To enable real-time adaptation on a smartphone, we utilize heterogeneous computing to distribute AI tasks to the DSP and GPU, efficiently accelerating AI computations. For the video frames without AuxAdapt, you can see flickering in the base network output. With AuxAdapt, no flickering occurs. Our optimizations reduce the flickering significantly and decrease inference time by over 5x to 37 milliseconds and achieve real-time performance. AuxAdapt is an accepted CVPR demo, so if you are at the conference, stop by the demo area at 10 a.m., from Tuesday to Thursday.

Advanced CV capabilities enabling diverse use cases
Our research teams are working on virtually every CV technology, from segmentation, object recognition, and super-resolution to computational camera and 3D reconstruction. These core CV technologies are enhancing experiences on smartphones, automotive, XR, and IoT. For example, we are demonstrating panoptic segmentation, semantic object tracking, super resolution, CV for smart campuses, photorealistic facial avatars, and a skin temperature screening ​solution.

For example, our 4K super-resolution demo runs faster than real-time on-device at over 100 frames per second, enabling more immersive gaming and XR experiences. In addition, our real-time semantic object tracking demo showcases accurate one-shot long-term tracking of any object of interest, enabling camera features like auto-zoom for smooth pan, tile, and zoom control.

Enabling technologies powering the metaverse
We believe that XR is going to be the next mobile computing platform. Our foundational XR research is addressing the fundamental challenges of making XR a mass market device. Our booth demos showcase a live VR demo on a commercial device, our AR reference design running a Snapdragon Spaces application, and fundamental CV technology advancements in 6 degrees-of-freedom tracking, 3D reconstruction, and much more.

AIMET Model Zoo
We are also very excited to share that the Qualcomm Innovation Center (QuIC) has released several image super-resolution models with different architecture types to the AI Model Efficiency Toolkit (AIMET) . AIMET provides the recipe for quantizing popular 32-bit floating point (FP32) models to 8-bit integer (INT8) models with little loss in accuracy. The tested and verified recipes include a script that optimizes TensorFlow or PyTorch models.

We hope that you can take advantage of these new super-resolution models since this CV capability is very useful across many applications, from gaming and photography to XR and autonomous driving. With our quantization optimizations, super-resolution models will run faster and much more efficiently on INT8 hardware while retaining FP32-like image quality, expanding the possibilities for additional use cases and different form factors.

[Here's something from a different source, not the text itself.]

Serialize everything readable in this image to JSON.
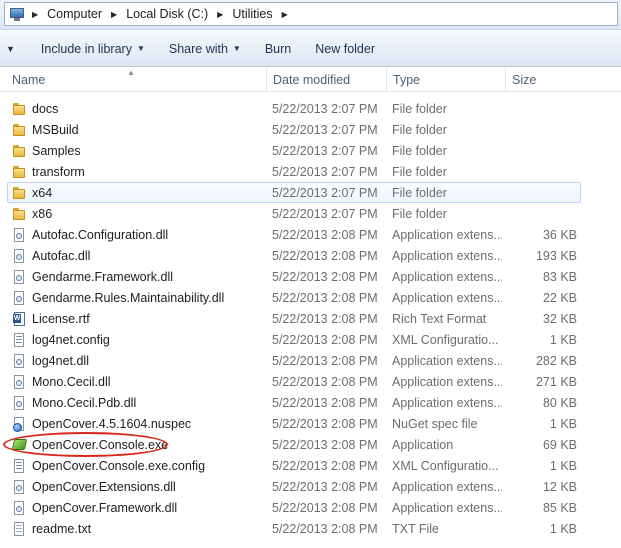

We hope to meet you at CVPR or future AI conferences and share our impact on AI innovation. At Qualcomm Technologies, we make breakthroughs in fundamental research and scale them across devices and industries. Our AI solutions are powering the connected intelligent edge. Qualcomm AI Research works together with the rest of the company to integrate the latest AI developments and technology into our products — shortening the time between research in the lab and delivering advances in AI that enrich lives.